確かに、最低でも五人いるってのに、三個だからな。
「癒しの力を持つのが、ふたりいるんで、そやつらに装備させて防げればOK」
異常の回復は、彼女らがすればタダだ。
「三個というのは?」
「あとは当然、俺の」
あたりまえじゃないか。
俺が怪我をしたら、どうしてくれる。
「いい性格だ」
お、冷笑しやがったな。
そんな時には、こう返す。
「性格が良いって? ありがとう。よくいわれる」
本当にな。
優しいとか、控えめとか、面と向かって。
凄いだろう。
「見る目がないね」
あっさり言われた。
「言うね」
「事実だろう? はい、商品と買い取りの差額、19780円」
「おまけで二万円くれ」
正直、ただ面倒だったからなんだが、途端に顔を顰められた。
「端数切り捨て、にしようか」
「ケチだなー」
「当然だろう」
なにか変な事を言ったかい? くらいの表情だ。
商人の鑑みたいな人だな。
「仲間になってくれても、自分の装備品を俺に買わせそうだね」
嫌味は、平然と流された。
「当然だね。トノレネコは自分で買ってたかい?」
しかも、ドラクエ4ネタかい。
古いぞ。
「なんでトノレネコなんて知ってるんだ? 今トノレネコっていったら、普通は"不思議のダンジョン"の方だろう」
「ゲーム歴は長いんだよ」
「今度PCゲームも貸してくれ」
「君が貸してくれたらな」
俺のエロゲーは、偏ってるぞ。
「俺アりスとか有名どころしか持ってないよ」
「僕はり一フが多いので、利害は一致する。

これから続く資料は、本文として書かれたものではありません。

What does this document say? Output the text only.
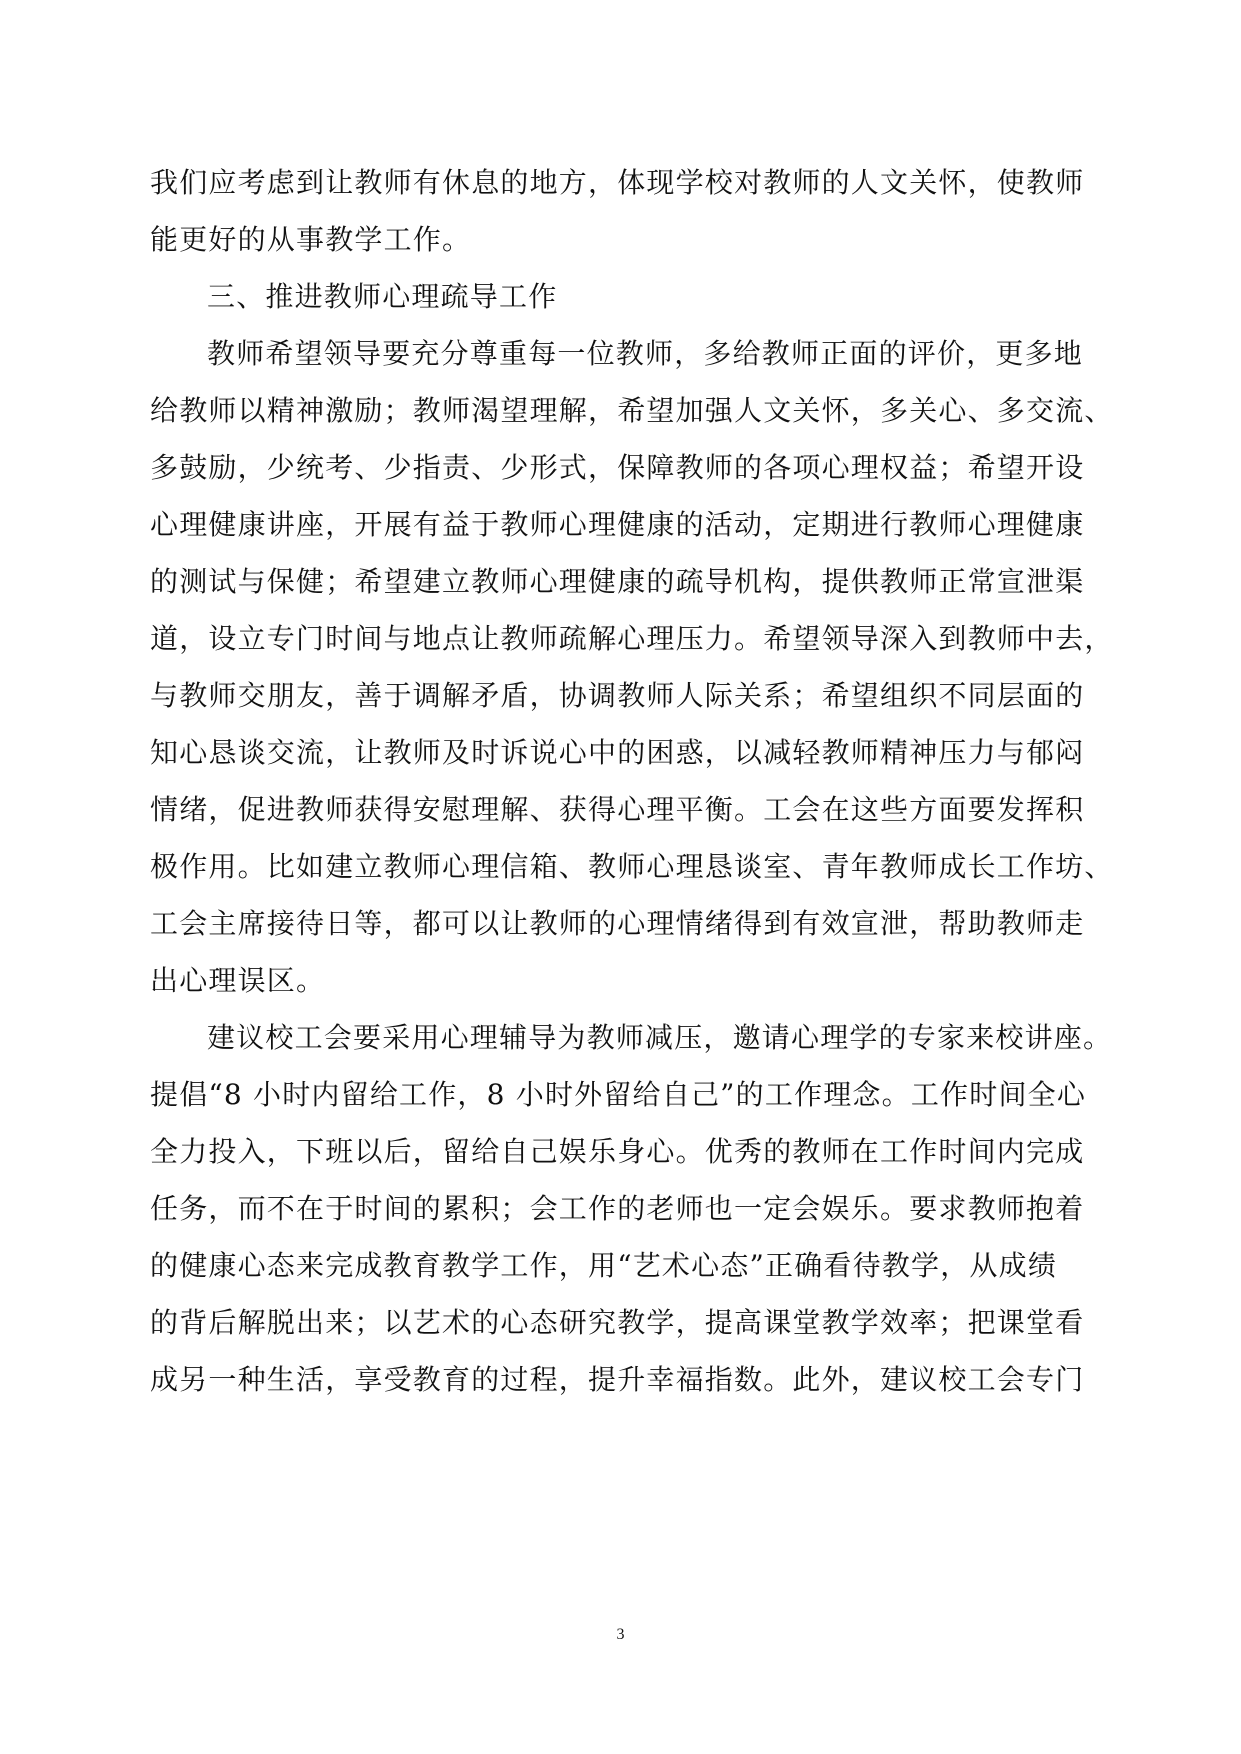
我们应考虑到让教师有休息的地方，体现学校对教师的人文关怀，使教师
能更好的从事教学工作。
三、推进教师心理疏导工作
教师希望领导要充分尊重每一位教师，多给教师正面的评价，更多地
给教师以精神激励；教师渴望理解，希望加强人文关怀，多关心、多交流、
多鼓励，少统考、少指责、少形式，保障教师的各项心理权益；希望开设
心理健康讲座，开展有益于教师心理健康的活动，定期进行教师心理健康
的测试与保健；希望建立教师心理健康的疏导机构，提供教师正常宣泄渠
道，设立专门时间与地点让教师疏解心理压力。希望领导深入到教师中去，
与教师交朋友，善于调解矛盾，协调教师人际关系；希望组织不同层面的
知心恳谈交流，让教师及时诉说心中的困惑，以减轻教师精神压力与郁闷
情绪，促进教师获得安慰理解、获得心理平衡。工会在这些方面要发挥积
极作用。比如建立教师心理信箱、教师心理恳谈室、青年教师成长工作坊、
工会主席接待日等，都可以让教师的心理情绪得到有效宣泄，帮助教师走
出心理误区。
建议校工会要采用心理辅导为教师减压，邀请心理学的专家来校讲座。
提倡“8 小时内留给工作，8 小时外留给自己”的工作理念。工作时间全心
全力投入，下班以后，留给自己娱乐身心。优秀的教师在工作时间内完成
任务，而不在于时间的累积；会工作的老师也一定会娱乐。要求教师抱着
的健康心态来完成教育教学工作，用“艺术心态”正确看待教学，从成绩
的背后解脱出来；以艺术的心态研究教学，提高课堂教学效率；把课堂看
成另一种生活，享受教育的过程，提升幸福指数。此外，建议校工会专门
3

……時々、ここへ来るといい。君は、猫をおろすべきだよ」
こんな早くに性格がばれるのも、珍しいな。
二人目……かな。
「俺、煙草吸うし、酒豪だし、ゲーム猿だが良いんか? 本読み出したら、とまらないし」
「やっぱり、止めてもらおうかな」
真面目な顔でそう応じる彼に、笑ってしまった。
確かに、負担が大きくなっていた。
今や家族も居ないので、地が出せず少し疲れていた。
心優しい皆のことは、本当に好きなのだけど。
帰り際、彼に挨拶をする。
「ありがとう。じゃあ、翡翠」
その際、不思議な事にごく自然に名で呼んだ。
まるで何度も口にしていたかのように。
彼のほうも、あっさりと応えた。